The good thing about the pain is that it helped me put the whole thing together and realize that I did not have early onset Alzheimer's. The bad thing about the pain is everything else.

Have I mentioned the depression? The mood swings?  The whole panoply of mental health issues? Another time. I still have nightmares about my 72 hours in the crazy house.                                      

The time has come to appeal the decision of the SSA. I'm getting my ducks in a row. Watch me quack. Screw the pantywaist doctors; this is real. This is permanent.


I really wanted to talk about modesty today, and why I don't necessarily agree with totally open public breast feeding. I did, but I am much too tired and fuzzy-in-the-head to do it. Maybe tomorrow, although I have tai chi class in the morning.
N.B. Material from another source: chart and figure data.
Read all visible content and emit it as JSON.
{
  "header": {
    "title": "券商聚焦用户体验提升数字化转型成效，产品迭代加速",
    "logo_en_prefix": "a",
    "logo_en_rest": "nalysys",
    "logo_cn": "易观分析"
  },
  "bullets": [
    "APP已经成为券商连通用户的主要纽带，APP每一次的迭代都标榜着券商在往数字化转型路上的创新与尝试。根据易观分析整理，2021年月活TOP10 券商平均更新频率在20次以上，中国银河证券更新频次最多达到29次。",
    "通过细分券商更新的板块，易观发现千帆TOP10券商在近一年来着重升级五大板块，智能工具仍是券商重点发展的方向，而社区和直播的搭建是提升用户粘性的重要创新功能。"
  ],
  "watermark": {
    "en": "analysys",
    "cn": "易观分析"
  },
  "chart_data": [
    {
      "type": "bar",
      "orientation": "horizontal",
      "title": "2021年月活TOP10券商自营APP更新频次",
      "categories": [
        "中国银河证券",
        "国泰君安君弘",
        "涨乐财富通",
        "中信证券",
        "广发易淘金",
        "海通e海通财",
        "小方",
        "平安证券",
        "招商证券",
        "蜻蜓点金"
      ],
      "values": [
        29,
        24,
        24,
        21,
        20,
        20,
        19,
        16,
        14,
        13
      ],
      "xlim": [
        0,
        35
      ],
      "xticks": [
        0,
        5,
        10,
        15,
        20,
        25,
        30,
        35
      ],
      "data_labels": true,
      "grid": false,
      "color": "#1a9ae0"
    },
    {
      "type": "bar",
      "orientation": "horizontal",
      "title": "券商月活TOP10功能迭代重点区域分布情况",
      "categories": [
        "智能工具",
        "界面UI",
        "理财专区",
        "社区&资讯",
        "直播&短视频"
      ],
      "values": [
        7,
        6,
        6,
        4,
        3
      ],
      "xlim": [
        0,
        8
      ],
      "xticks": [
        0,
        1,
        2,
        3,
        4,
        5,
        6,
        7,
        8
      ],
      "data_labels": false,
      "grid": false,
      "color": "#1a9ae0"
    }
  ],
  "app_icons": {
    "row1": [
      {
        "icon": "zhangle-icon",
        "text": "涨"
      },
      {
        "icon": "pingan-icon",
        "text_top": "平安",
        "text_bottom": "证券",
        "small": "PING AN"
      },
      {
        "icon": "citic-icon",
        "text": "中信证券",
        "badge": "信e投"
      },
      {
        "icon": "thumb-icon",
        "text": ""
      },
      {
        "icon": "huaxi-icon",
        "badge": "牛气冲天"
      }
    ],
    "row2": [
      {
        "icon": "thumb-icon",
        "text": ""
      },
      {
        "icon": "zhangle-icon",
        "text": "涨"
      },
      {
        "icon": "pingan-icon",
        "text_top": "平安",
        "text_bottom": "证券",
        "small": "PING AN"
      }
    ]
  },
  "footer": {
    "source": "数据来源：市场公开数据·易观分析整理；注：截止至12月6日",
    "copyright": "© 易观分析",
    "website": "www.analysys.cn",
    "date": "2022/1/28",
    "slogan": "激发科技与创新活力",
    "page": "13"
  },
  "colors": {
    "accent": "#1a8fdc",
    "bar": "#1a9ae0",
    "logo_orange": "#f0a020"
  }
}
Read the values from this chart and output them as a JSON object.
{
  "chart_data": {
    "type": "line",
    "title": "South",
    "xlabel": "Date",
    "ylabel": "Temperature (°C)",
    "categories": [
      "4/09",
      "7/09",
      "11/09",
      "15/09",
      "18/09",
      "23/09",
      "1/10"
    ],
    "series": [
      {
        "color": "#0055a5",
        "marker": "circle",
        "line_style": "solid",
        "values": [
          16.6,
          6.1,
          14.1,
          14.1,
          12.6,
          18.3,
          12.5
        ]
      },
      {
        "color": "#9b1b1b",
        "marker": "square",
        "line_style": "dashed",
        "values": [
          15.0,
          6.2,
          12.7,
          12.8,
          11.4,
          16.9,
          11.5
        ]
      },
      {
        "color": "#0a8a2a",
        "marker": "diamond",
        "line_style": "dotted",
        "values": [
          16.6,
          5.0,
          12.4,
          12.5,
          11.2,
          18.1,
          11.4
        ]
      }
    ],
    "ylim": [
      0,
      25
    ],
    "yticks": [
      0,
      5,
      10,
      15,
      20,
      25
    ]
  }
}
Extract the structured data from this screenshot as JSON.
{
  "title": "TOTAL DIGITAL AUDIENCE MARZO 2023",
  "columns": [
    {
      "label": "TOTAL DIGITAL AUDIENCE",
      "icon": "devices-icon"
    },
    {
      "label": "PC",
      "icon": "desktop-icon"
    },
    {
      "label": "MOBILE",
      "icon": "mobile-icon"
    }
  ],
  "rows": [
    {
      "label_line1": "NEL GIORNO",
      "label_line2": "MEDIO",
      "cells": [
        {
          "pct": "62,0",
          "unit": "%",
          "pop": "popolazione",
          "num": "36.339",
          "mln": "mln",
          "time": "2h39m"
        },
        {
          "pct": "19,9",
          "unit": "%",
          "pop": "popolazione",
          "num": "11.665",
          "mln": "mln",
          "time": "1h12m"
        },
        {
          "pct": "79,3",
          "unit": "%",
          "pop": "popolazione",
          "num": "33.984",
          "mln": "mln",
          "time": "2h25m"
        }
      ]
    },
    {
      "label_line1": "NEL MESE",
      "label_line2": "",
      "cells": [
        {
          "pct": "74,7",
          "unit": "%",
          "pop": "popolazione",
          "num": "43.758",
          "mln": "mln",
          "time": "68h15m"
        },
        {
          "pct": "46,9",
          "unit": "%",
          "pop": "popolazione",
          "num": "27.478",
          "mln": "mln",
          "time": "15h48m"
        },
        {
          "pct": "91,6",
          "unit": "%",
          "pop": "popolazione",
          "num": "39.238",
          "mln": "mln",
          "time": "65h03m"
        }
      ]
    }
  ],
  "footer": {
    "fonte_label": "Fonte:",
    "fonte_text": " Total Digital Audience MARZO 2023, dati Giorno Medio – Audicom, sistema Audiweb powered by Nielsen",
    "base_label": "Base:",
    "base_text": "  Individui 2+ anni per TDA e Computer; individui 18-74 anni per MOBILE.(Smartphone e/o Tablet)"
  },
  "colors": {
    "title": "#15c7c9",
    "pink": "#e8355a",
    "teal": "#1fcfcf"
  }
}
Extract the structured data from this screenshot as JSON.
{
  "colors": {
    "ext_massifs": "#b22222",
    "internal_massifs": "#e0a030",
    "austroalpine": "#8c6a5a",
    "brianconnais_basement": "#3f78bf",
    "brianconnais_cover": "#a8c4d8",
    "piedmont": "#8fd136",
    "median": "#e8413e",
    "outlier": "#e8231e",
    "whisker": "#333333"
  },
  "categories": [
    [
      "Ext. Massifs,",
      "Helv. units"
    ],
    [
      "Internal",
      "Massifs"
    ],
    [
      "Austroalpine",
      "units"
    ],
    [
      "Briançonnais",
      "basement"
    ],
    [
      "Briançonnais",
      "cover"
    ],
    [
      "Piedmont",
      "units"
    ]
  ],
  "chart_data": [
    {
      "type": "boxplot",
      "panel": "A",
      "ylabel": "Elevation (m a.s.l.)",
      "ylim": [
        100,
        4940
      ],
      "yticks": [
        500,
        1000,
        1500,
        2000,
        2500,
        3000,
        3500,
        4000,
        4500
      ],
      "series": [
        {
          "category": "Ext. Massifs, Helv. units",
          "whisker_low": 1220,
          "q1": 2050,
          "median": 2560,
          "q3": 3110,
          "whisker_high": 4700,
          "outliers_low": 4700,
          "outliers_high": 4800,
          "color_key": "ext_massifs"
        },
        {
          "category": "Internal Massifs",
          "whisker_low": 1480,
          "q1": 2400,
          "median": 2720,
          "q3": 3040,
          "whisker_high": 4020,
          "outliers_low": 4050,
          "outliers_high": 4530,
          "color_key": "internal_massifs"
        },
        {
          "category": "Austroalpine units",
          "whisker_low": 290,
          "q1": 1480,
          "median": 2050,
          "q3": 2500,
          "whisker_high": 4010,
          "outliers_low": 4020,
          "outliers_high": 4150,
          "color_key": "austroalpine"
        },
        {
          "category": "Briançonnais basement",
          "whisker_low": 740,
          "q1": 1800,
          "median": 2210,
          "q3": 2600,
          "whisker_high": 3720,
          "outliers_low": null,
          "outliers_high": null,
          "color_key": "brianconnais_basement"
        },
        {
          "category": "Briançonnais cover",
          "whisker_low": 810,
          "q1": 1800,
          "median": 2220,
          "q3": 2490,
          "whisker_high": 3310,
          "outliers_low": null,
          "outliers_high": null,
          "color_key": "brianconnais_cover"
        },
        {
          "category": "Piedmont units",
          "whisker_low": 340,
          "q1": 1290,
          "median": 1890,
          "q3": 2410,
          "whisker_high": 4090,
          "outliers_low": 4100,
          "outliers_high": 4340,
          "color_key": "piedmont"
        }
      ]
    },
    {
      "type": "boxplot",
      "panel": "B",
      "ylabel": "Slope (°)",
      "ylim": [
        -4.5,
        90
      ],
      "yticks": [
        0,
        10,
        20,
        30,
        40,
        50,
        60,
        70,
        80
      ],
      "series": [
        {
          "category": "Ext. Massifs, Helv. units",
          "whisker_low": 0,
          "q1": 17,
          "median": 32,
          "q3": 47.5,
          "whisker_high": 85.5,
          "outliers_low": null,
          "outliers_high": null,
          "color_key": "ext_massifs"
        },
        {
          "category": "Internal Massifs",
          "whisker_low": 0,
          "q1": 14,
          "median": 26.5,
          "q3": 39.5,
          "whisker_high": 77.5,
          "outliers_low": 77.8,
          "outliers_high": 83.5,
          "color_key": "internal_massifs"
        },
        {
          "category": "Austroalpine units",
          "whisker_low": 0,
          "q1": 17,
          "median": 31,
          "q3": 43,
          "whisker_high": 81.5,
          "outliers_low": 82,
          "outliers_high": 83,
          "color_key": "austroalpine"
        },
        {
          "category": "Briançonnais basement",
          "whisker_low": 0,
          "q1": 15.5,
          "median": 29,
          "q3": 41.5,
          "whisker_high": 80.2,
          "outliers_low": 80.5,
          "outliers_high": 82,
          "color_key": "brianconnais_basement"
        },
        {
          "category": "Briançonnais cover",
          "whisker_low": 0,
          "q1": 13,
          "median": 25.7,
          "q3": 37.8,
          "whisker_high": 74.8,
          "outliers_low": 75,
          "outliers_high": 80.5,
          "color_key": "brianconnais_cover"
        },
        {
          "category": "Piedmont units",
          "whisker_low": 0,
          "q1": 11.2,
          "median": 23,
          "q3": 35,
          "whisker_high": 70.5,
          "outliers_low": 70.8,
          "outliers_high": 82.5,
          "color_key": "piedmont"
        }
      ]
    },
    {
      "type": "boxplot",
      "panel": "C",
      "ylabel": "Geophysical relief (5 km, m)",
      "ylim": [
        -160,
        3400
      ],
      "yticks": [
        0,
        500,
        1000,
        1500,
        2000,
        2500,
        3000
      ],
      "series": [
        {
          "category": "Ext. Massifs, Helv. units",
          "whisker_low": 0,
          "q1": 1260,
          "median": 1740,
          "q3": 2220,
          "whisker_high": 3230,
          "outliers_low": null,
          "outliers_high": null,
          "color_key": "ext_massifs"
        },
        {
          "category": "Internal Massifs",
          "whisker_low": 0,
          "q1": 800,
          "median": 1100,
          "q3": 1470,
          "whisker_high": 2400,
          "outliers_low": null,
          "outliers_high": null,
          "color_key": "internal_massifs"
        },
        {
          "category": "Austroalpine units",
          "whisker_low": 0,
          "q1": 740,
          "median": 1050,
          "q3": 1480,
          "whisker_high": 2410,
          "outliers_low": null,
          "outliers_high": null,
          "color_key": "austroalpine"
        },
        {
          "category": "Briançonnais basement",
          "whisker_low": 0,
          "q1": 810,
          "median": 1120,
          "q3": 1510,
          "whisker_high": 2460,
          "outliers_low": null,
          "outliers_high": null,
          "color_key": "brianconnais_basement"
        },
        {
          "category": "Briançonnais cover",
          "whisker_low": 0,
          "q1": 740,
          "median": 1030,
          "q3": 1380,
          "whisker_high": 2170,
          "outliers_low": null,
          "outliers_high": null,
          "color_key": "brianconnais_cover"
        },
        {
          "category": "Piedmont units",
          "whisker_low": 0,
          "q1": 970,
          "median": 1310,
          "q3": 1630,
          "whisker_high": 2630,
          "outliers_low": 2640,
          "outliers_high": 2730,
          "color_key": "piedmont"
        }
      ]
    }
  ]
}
Maybe another day when my brain is working and it doesn't hurt to type.  Until then, guys just pull up your pants and gals stop wearing denim underpants out on the street.

While I'm not back into real cooking, I highly recommend using Pillsbury's crescent dough sheets for making pizza at home.  Goya tomato-based sofrito, Mexican cheese blend, pepperoni, green pepper strips, marinated artichokes, garlic pepper, dried basil, and parmesan. Put tin foil over a baking sheet, and no-stick spray the foil. Bake at 375 degrees for 10-13 minutes. Easy and good.